Sen. Mike Lee has introduced legislation to repeal the Jones Act, which is drawing additional scrutiny for the increased cost of transporting US oil production and LNG to US ports.

Because facilities on the Outer Continental Shelf are US ports under the Jones Act, the Act has been problematic for both the offshore oil and wind industries. The attached Customs and Border Patrol document delves into the nuances of Jones Act compliance for lifting operations (p.14-15) and “points” on the OCS (p.17).

EXAMPLE: CBP interprets the OCSLA to extend the Jones Act to artificial islands and similar structures, as well as to mobile oil drilling rigs, drilling platforms, and other devices attached to the seabed of the OCS for the purpose of resource extraction and/or exploration operations. Such objects located on the OCS are considered points or places in the United States for purposes of the Jones Act. Similarly, floating warehouse vessels, when anchored on the OCS to supply drilling rigs on the OCS, are also coastwise points.

Check out this complex CBP ruling on the transportation of well fluids from one location in a subsea well cluster to another.

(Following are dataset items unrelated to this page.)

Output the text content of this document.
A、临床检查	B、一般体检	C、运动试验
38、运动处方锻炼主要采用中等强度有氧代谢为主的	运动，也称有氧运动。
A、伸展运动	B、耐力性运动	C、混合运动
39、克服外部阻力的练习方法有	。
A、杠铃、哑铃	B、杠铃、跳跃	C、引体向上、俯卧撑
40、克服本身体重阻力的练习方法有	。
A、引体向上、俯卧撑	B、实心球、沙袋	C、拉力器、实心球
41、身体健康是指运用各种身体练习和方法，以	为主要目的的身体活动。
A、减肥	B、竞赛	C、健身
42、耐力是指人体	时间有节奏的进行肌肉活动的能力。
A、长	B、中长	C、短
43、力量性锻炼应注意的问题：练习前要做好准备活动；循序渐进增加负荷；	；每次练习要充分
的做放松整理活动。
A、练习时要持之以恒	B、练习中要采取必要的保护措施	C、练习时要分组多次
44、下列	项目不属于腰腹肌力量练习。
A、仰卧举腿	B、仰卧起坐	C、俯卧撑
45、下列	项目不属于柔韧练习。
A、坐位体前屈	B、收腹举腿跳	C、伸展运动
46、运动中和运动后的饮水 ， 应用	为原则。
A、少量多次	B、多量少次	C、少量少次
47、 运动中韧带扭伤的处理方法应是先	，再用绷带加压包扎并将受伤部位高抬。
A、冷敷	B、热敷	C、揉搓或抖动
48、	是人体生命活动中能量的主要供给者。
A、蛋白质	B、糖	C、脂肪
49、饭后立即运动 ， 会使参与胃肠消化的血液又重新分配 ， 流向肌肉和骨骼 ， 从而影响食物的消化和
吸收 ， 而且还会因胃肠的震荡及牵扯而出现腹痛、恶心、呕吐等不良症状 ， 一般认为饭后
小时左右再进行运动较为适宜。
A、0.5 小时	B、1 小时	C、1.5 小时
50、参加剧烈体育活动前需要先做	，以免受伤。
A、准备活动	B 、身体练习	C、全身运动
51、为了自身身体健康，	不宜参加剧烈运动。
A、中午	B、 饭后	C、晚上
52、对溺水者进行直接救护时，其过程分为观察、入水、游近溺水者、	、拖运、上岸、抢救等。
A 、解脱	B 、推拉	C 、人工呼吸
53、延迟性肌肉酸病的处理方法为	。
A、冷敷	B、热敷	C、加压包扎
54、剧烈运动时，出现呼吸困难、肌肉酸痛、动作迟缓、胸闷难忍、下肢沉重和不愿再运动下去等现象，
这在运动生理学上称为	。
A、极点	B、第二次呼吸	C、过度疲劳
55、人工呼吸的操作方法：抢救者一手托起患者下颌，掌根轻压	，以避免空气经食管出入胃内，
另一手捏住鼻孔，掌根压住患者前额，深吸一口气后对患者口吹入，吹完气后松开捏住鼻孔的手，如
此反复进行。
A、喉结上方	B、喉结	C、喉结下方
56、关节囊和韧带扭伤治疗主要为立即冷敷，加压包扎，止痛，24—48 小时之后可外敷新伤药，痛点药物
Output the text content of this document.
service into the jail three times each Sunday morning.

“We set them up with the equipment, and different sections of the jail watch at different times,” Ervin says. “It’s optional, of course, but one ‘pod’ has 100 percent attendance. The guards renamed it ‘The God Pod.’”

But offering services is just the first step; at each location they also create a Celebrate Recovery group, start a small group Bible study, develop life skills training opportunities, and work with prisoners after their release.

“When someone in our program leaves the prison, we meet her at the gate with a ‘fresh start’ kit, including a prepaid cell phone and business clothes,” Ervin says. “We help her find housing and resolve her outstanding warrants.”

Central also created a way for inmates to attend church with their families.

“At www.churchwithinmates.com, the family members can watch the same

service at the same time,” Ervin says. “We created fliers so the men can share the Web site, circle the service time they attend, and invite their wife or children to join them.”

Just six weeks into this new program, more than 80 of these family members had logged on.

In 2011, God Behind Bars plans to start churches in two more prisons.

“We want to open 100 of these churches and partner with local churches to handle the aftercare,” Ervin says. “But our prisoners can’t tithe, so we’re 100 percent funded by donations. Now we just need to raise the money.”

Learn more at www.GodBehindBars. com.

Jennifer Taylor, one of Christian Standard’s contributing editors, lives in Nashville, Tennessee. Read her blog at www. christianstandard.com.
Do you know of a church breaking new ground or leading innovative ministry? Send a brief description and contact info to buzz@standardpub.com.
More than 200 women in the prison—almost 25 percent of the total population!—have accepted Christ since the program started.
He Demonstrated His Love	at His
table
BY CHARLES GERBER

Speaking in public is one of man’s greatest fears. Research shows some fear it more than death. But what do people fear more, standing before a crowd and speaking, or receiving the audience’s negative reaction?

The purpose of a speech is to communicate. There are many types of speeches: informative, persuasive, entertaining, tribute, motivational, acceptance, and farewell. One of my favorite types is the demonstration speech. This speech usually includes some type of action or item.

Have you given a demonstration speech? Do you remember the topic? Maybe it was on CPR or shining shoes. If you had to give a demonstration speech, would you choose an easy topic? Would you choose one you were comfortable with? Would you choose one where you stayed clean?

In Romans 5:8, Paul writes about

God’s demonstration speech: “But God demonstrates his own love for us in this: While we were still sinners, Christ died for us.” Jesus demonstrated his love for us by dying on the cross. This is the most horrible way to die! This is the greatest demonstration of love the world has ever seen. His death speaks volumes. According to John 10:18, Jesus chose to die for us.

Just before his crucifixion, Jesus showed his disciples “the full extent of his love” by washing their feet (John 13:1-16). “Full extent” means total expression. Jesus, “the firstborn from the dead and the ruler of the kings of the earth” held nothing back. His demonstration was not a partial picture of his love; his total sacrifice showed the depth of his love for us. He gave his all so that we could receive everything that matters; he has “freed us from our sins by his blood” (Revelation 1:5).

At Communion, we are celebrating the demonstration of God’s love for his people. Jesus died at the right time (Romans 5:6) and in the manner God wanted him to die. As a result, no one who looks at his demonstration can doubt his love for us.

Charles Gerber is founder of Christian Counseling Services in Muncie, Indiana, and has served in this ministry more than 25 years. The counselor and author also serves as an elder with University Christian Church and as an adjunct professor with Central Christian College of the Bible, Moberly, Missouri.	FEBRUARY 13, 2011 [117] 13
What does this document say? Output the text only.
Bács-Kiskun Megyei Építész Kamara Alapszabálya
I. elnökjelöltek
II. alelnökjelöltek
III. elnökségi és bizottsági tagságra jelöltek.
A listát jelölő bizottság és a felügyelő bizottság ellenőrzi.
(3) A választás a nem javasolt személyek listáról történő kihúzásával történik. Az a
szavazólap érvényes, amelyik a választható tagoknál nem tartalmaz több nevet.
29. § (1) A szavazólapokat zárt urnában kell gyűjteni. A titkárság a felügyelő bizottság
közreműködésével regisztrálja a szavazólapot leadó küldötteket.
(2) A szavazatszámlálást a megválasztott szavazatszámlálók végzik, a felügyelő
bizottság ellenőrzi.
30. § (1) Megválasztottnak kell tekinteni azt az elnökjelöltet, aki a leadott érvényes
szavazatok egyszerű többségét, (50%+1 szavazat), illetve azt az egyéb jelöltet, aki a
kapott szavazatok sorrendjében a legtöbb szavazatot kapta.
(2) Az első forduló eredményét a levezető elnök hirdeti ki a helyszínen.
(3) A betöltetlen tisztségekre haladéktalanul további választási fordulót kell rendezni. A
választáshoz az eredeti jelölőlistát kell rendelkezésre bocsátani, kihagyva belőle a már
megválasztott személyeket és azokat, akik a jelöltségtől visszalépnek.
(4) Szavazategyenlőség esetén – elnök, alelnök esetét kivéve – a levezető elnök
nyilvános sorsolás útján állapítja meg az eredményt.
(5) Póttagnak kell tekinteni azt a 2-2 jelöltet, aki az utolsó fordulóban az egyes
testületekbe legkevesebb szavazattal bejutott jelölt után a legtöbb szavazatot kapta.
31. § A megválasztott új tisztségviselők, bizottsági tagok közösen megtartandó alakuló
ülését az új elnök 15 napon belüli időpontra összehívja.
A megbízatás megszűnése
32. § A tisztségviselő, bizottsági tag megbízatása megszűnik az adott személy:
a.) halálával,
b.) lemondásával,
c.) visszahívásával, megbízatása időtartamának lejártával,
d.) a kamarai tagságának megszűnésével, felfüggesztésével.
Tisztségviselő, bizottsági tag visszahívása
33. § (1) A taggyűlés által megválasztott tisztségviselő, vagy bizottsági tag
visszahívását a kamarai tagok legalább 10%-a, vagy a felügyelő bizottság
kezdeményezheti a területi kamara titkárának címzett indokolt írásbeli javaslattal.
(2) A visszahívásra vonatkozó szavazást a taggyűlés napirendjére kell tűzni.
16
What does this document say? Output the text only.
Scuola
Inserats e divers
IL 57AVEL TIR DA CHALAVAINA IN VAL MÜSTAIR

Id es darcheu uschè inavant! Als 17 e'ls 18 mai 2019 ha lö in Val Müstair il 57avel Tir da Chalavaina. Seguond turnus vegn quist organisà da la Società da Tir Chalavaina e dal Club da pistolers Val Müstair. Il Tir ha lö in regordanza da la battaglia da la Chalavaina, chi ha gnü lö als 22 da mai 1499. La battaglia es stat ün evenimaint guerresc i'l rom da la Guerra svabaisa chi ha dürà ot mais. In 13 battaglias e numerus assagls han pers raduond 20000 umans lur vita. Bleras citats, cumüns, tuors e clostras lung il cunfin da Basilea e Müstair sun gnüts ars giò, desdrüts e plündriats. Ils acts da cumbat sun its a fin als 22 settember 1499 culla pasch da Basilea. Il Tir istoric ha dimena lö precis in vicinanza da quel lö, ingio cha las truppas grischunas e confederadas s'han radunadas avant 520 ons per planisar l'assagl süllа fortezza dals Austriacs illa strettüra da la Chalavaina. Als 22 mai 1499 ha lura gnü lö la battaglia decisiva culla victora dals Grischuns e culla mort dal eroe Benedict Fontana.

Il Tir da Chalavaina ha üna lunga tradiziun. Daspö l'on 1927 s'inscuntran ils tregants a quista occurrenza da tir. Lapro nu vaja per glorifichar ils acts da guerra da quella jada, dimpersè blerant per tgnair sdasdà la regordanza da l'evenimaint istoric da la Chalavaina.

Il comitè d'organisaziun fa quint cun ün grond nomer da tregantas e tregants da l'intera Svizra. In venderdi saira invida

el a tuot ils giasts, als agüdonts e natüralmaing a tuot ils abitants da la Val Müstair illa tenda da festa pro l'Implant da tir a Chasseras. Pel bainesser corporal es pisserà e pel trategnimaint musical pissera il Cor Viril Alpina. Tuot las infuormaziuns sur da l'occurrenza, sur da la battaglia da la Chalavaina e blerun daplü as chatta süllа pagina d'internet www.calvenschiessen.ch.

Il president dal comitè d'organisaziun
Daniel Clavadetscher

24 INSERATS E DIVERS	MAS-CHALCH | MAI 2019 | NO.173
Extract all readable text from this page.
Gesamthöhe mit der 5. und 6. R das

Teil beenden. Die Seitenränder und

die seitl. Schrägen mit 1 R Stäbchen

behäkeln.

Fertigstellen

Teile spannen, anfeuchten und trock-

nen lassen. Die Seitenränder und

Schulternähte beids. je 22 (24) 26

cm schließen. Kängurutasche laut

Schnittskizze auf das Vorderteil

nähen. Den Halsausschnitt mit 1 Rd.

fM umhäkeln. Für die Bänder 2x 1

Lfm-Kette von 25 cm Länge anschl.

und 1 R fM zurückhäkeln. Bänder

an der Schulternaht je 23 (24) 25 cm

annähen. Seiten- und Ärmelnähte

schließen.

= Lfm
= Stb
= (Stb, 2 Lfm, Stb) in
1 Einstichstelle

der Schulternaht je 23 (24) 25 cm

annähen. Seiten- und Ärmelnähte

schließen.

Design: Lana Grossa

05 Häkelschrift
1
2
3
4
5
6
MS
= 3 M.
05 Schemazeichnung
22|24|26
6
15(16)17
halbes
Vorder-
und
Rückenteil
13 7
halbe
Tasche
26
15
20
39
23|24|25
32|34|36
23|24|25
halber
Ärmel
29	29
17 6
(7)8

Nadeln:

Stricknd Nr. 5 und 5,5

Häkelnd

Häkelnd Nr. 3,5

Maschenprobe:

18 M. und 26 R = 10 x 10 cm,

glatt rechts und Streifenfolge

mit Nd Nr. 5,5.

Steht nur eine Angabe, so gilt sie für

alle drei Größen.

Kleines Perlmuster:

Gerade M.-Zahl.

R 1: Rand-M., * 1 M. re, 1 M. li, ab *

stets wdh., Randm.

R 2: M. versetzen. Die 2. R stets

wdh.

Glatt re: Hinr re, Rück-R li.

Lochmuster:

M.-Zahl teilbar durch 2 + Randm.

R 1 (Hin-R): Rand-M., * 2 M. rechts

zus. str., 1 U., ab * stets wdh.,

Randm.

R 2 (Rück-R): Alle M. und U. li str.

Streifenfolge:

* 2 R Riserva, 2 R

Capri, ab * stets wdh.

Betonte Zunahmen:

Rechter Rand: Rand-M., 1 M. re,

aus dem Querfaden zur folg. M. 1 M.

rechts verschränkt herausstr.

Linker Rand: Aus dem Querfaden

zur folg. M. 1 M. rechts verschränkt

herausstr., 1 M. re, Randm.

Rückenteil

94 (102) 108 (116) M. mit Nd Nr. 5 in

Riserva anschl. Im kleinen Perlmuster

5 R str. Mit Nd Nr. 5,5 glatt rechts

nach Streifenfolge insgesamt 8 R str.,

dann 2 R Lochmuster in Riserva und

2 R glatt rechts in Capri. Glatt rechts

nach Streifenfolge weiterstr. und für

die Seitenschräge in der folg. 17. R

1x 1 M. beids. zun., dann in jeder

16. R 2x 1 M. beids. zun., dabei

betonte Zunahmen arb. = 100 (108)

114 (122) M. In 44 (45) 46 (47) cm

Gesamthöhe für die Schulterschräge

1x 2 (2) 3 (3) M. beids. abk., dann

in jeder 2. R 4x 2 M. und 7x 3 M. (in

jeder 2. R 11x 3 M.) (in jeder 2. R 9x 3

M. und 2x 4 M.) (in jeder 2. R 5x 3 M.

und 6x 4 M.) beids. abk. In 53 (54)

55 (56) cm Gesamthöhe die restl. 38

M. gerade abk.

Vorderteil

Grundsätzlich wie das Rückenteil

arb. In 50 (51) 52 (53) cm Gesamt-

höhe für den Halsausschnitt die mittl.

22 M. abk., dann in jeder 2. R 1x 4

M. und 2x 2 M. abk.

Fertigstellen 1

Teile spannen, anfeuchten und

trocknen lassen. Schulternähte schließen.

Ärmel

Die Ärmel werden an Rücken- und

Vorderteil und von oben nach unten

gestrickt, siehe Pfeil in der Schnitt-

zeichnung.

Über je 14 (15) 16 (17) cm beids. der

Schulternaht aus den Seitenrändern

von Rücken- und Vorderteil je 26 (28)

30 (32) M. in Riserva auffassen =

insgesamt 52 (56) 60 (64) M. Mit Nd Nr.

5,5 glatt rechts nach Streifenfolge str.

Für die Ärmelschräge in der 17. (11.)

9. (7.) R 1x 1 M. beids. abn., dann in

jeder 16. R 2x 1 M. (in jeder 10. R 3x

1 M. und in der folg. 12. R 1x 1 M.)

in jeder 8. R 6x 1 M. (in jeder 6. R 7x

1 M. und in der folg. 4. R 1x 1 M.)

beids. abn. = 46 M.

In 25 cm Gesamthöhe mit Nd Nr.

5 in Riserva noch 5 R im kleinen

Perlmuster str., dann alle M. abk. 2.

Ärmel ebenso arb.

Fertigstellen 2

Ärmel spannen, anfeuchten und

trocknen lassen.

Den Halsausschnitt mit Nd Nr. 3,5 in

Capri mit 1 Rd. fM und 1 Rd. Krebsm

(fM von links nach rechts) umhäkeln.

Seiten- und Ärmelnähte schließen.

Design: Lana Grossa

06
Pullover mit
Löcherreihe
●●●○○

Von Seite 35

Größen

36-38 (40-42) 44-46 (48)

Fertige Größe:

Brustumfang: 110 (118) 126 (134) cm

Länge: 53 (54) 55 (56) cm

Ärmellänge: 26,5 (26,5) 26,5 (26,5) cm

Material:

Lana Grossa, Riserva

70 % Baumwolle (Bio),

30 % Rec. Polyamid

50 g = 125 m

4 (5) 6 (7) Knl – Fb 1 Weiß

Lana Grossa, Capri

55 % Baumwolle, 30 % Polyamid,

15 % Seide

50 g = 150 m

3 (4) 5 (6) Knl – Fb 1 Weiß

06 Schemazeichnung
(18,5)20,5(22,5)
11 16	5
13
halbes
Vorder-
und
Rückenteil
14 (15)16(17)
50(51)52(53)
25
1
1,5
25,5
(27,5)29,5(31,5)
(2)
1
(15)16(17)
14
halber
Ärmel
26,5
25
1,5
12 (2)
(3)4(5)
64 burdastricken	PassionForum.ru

See if you understand and agree with their conclusion (below).

The transportation of fluids as described in the FACTS section above, by a dynamically-positioned, foreign-flagged drill ship between wells located within an IF (integrated facility), which subsequently, transships the fluids to a coastwise qualified barge for transportation to a coastwise point, violates 46 U.S.C. § 55102.

On a related matter, it’s still unclear to me whether the attachment of the lower marine riser package to a subsea wellhead makes a floating, dynamically positioned drillship a US port under the Jones Act.